The Ranger system at the Texas Advanced Computing Center takes the short sequence reads generated by ChIP-Seq and aligns them to the reference genome. “It’s like a text search. Though if you try to run it in Microsoft Word, it will never finish,” joked Iyer. Using several thousand cores in parallel onRanger, the alignment runs take several hours for each of the data sets the group investigated. In total, the project has used more than 175,000 processor hours, or the equivalent of 20 years on a single processor.

Representation of allele-specific and non–allele-specific SNPs across the CTCF binding motif (17). The y axis indicates the difference between the two as a percentage of normalized total SNPs. Higher bars indicate an increased representation of allelespecific SNPs relative to other positions, which tends to occur at conserved positions. [Iyer et al.]
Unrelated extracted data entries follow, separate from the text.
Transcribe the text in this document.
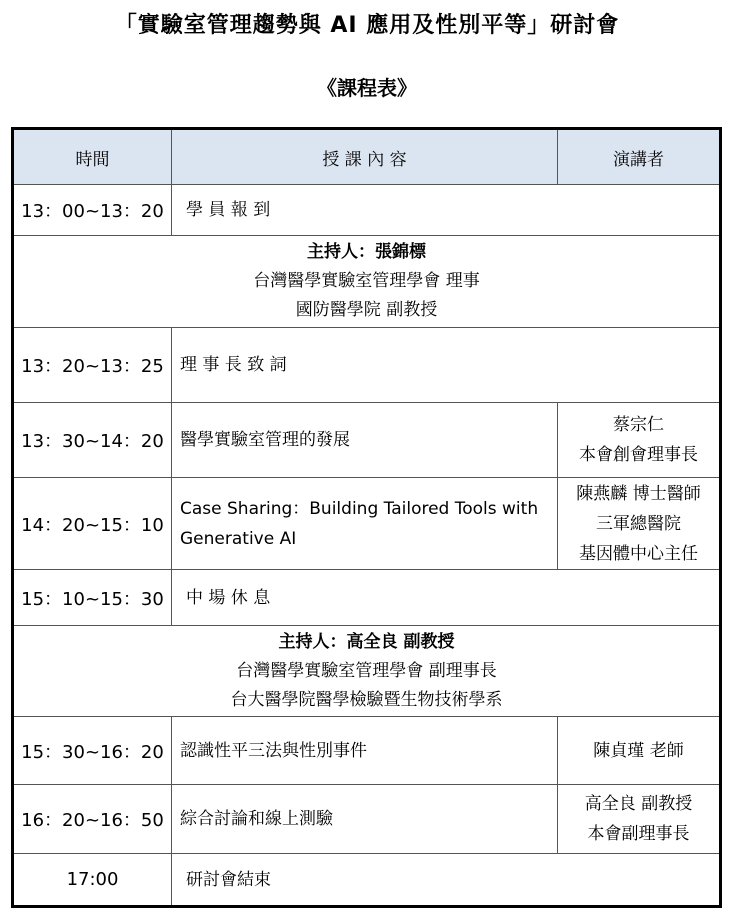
「實驗室管理趨勢與 AI 應用及性別平等」研討會
《課程表》
時間	授 課 內 容	演講者
13：00~13：20	學 員 報 到	

主持人：張錦標
台灣醫學實驗室管理學會 理事
國防醫學院 副教授		

13：20~13：25	理 事 長 致 詞	
13：30~14：20	醫學實驗室管理的發展	蔡宗仁
本會創會理事長

14：20~15：10	Case Sharing：Building Tailored Tools with Generative AI	陳燕麟 博士醫師
三軍總醫院
基因體中心主任

15：10~15：30	中 場 休 息	

主持人：高全良 副教授
台灣醫學實驗室管理學會 副理事長
台大醫學院醫學檢驗暨生物技術學系		

15：30~16：20	認識性平三法與性別事件	陳貞瑾 老師

16：20~16：50	綜合討論和線上測驗	高全良 副教授
本會副理事長

17:00	研討會結束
The experiment that Iyer and his colleagues’ conducted explored the gene expression of six individuals: a mother, father and child from two different populations. The single base resolution offered by next-gen sequencing enabled the researchers to look at single, known differences in the DNA and to use those differences to examine how genes on each chromosome bind transcription factors.

“We’re able to tell the difference in binding from the gene that you inherited from your father and mother—that was the big advance,” said Iyer. “We’re now using this technology to look at those differences and apply it to cases where you know that the gene from one of your parents has a mutation that pre-disposes you to some disease.”

More generally, the findings bring science one step closer to personalized medicine based on a close reading of an individual’s genome.

The sequencing technology is young, and consequently, Iyer and his team had to create many of the software tools used to analyze the results.

“There’s not a standard pipeline where you can take next-generation sequencing data, push a button, and get some result or some insight. You really have to work at it, and part of that process is writing code,” said Iyer. “But the hardest thing, as with all science, is asking the right question, doing the right experiment, and using the right tools.”

Iyer intends to expand the experiment in the future to compare gene regulation in healthy and sick individuals. Despite the tremendous complexity of the genome, Iyer is optimistic that his group’s research will have an impact on human health.

“There are lots of diseases, lots of variants that are associated with them, and for a subset, they’ve got to be affecting gene expression by impacting transcription factors,” he opined. “If we pick the diseases and the factors smartly, I think we’ll find them.”